SuoNayi commented on AMQ-4225:
------------------------------

You may need read the javadoc of PooledConnectionFactory. 
It does not pool consumers in fact because of the well-known reason you mentioned above.
It's not reasonable to close all the associated  resource such as sessions, producers, 
because the connection is thread-safe and it's recommended to reuse the connection.
Supposing that you use a single shared connection factory to create a consumer that will be active/referenced for consuming messages all the time,
eventually you call the close method on the connection to return the connection to the pool,if the consumer is closed by the pool then you won't get any messages consumed any more.

                
> PooledConnectionFactory should track Session checkouts and close associated resources
> -------------------------------------------------------------------------------------
>
>                 Key: AMQ-4225
>                 URL: https://issues.apache.org/jira/browse/AMQ-4225
>             Project: ActiveMQ
>          Issue Type: Improvement
>    Affects Versions: 5.7.0
>            Reporter: Raul Kripalani
>
> When the user's code closes a Connection checked out from the pool, I would expect activemq-pool to close Sessions, MessageConsumers and MessageProducers that were created from it. 
> Unfortunately, activemq-pool only cleans up Sessions on Connection.close() when no one else is referencing the Connection (referenceCount == 0). 
> This makes Sessions, Consumers and Producers outlive the code that actually uses them, thus leading to increased resource consumption and messages being trapped in prefetch buffers that are no longer monitored.

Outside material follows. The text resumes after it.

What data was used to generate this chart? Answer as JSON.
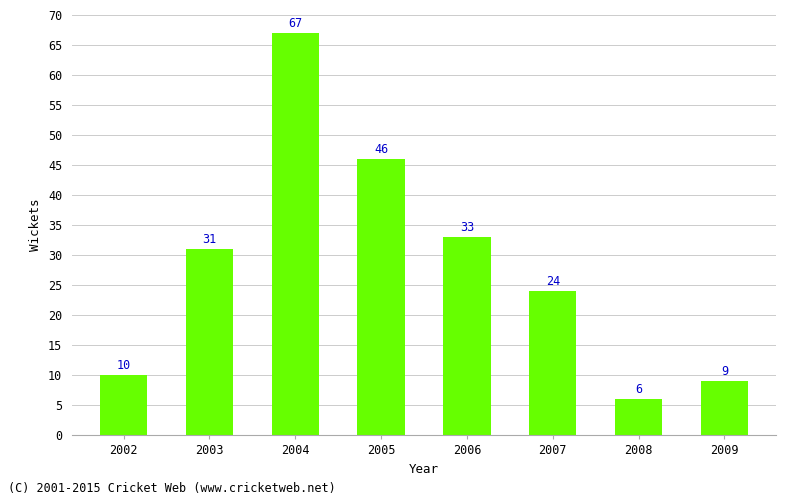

> Instead, we should keep track of the Sessions that were created from each specific Connection checkout, and close them when the borrowed Connection is closed.
> Otherwise we bump into situations like [SPR-10092|https://jira.springsource.org/browse/SPR-10092] when using Spring's DefaultMessageListenerContainer. In some cases DMLC "forgets" to explicitly close MessageConsumers and Sessions, even though Connections are always closed, but the pool doesn't take care of cleaning up associated sessions.